CreBench: Human-Aligned Creativity Evaluation from Idea to Process to Product

TL;DR

CreBench introduces a human-aligned, multi-dimensional creativity benchmark for multimodal models, addressing the abstraction of human creativity across idea, process, and product. It pairs CreMIT, a large-scale multimodal instruction-tuning dataset generated from expert evaluations and GPT-4o prompts, with CreExpert, a fine-tuned open-source MLLM that achieves superior alignment with human creativity judgments compared to state-of-the-art closed and open models. The approach demonstrates that task- and dimension-specific instruction tuning can significantly improve creativity assessment capabilities in multimodal models, as shown by extensive ablations across idea, process, and product evaluations. By releasing CreBench, CreMIT, and CreExpert as open resources, the work provides a practical foundation for building and benchmarking human-aligned creativity in real-world, open-ended tasks.

Abstract

Human-defined creativity is highly abstract, posing a challenge for multimodal large language models (MLLMs) to comprehend and assess creativity that aligns with human judgments. The absence of an existing benchmark further exacerbates this dilemma. To this end, we propose CreBench, which consists of two key components: 1) an evaluation benchmark covering the multiple dimensions from creative idea to process to products; 2) CreMIT (Creativity Multimodal Instruction Tuning dataset), a multimodal creativity evaluation dataset, consisting of 2.2K diverse-sourced multimodal data, 79.2K human feedbacks and 4.7M multi-typed instructions.

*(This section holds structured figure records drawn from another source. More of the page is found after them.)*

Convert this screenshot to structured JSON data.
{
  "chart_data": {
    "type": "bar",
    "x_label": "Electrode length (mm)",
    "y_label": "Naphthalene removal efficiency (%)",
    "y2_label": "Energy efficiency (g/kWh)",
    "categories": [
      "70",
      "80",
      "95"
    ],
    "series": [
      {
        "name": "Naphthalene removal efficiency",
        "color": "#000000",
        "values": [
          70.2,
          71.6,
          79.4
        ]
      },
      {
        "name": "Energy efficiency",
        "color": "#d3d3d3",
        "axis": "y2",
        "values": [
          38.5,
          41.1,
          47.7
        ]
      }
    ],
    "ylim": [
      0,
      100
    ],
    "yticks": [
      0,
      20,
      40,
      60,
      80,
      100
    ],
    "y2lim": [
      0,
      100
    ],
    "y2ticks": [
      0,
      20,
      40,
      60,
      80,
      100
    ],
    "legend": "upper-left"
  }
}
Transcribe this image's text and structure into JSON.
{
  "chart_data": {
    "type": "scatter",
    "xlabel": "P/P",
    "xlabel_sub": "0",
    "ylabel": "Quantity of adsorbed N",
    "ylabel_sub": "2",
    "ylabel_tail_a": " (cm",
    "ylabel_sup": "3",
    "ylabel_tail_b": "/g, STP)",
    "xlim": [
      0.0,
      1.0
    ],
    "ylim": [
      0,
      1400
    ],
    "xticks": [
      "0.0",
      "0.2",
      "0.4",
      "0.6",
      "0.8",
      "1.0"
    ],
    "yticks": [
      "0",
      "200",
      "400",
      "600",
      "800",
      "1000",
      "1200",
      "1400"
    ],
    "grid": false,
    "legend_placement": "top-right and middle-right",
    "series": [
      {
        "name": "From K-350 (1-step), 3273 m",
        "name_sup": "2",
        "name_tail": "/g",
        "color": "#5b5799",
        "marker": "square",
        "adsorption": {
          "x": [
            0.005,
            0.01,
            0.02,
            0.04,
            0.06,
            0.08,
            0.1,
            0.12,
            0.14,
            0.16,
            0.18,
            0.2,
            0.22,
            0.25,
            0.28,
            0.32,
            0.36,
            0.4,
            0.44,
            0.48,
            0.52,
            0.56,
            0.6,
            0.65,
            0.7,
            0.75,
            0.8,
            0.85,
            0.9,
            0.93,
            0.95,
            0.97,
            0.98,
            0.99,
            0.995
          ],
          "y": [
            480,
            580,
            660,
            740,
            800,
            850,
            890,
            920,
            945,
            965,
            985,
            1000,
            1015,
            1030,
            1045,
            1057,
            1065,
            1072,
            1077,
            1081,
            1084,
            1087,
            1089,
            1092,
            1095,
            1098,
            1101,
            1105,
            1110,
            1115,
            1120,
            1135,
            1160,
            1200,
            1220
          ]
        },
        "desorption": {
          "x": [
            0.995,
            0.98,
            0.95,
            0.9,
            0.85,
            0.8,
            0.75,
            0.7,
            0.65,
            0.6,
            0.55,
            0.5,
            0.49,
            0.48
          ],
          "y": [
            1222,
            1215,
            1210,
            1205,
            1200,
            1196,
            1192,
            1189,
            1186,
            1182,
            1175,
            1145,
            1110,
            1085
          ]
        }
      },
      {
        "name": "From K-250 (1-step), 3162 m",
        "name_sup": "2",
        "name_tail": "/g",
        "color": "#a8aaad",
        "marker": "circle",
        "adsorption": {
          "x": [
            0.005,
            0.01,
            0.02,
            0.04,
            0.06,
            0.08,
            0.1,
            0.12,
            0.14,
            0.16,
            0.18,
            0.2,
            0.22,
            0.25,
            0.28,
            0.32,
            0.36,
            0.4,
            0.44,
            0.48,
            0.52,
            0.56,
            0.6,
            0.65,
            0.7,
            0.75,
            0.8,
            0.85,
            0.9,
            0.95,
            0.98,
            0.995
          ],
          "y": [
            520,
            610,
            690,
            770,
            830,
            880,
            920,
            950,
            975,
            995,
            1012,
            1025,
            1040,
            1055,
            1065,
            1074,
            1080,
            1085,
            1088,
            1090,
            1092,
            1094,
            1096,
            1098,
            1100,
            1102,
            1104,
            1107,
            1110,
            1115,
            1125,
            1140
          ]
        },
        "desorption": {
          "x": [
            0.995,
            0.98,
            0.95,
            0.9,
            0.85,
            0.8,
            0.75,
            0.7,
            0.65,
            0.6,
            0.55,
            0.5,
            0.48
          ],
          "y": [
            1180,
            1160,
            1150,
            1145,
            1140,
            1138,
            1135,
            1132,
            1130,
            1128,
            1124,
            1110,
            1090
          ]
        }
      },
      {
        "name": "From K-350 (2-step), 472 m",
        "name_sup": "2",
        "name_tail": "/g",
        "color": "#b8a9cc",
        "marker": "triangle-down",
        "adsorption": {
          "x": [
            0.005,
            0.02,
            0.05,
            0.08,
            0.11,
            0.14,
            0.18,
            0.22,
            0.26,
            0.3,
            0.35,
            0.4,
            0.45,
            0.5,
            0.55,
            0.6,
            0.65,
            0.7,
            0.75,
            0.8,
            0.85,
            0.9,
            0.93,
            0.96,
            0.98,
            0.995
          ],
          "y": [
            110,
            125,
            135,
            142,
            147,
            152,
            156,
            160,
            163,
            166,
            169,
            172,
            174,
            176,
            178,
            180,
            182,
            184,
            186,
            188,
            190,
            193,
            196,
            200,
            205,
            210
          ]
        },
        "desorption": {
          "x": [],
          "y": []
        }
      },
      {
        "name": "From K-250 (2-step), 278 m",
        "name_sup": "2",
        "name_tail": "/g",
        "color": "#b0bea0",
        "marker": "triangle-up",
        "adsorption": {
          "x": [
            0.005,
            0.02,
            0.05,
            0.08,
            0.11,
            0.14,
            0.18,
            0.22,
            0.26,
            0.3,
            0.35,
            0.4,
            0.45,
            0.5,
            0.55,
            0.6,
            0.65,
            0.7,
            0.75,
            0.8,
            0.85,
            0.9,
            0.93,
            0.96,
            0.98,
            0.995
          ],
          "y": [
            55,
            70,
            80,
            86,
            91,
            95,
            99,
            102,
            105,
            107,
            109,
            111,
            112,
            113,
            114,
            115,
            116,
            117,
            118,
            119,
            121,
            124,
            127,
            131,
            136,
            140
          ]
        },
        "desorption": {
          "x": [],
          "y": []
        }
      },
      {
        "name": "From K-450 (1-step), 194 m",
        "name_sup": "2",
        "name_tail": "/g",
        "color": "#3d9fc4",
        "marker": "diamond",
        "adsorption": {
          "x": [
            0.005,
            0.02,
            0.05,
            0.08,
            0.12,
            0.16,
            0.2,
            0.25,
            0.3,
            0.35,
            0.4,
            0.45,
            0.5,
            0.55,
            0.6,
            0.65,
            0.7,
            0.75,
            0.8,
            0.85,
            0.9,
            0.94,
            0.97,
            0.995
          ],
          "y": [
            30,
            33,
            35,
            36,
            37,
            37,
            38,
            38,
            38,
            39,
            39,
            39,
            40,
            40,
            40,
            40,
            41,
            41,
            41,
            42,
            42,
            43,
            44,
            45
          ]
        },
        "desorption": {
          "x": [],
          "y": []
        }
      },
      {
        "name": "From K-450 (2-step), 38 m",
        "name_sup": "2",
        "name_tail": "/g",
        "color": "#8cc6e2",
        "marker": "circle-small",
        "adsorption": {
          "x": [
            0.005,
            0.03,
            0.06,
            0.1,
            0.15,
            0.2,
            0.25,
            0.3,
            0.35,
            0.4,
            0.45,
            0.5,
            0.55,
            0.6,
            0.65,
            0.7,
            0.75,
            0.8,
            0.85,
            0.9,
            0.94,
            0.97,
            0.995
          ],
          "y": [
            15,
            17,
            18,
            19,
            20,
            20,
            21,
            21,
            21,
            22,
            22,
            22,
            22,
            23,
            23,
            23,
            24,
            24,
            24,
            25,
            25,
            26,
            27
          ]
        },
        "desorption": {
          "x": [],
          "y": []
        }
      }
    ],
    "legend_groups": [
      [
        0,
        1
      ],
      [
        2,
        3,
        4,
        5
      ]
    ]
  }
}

Specifically, to ensure MLLMs can handle diverse creativity-related queries, we prompt GPT to refine these human feedbacks to activate stronger creativity assessment capabilities. CreBench serves as a foundation for building MLLMs that understand human-aligned creativity. Based on the CreBench, we fine-tune open-source general MLLMs, resulting in CreExpert, a multimodal creativity evaluation expert model. Extensive experiments demonstrate that the proposed CreExpert models achieve significantly better alignment with human creativity evaluation compared to state-of-the-art MLLMs, including the most advanced GPT-4V and Gemini-Pro-Vision.

Paper Structure

This paper contains 35 sections, 3 figures, 9 tables.

Figures (3)

  • Figure 1: Overview of CreBench. (a) We design a diverse set of creative tasks and build a multi-dimensional database. (b) We use GPT-4o to generate instruction-following data through prompting. (c) Performance of the proposed CreExpert on various creativity evaluation dimensions. (*) indicates scaled data for better view.
  • Figure 2: Overview of CreMIT construction procedure. Stage 1: We collect diverse solutions (creative idea, creative process, and creative product) generated by students and AI based on open-ended creativity tasks. Stage 2: Innovation experts evaluate each solution across 12 indicators spanning three dimensions, producing detailed assessment reports. Stage 3:Using six types of prompts, we employ GPT-4o to generate multidimensional instruction-following data based on the expert feedback.
  • Figure 3: Data distribution and visualization. (a) We analyze the sample number for each task and promt number of each prompt category. (b) We only demonstrate first sample of the idea prompt (among idea, process and product prompt).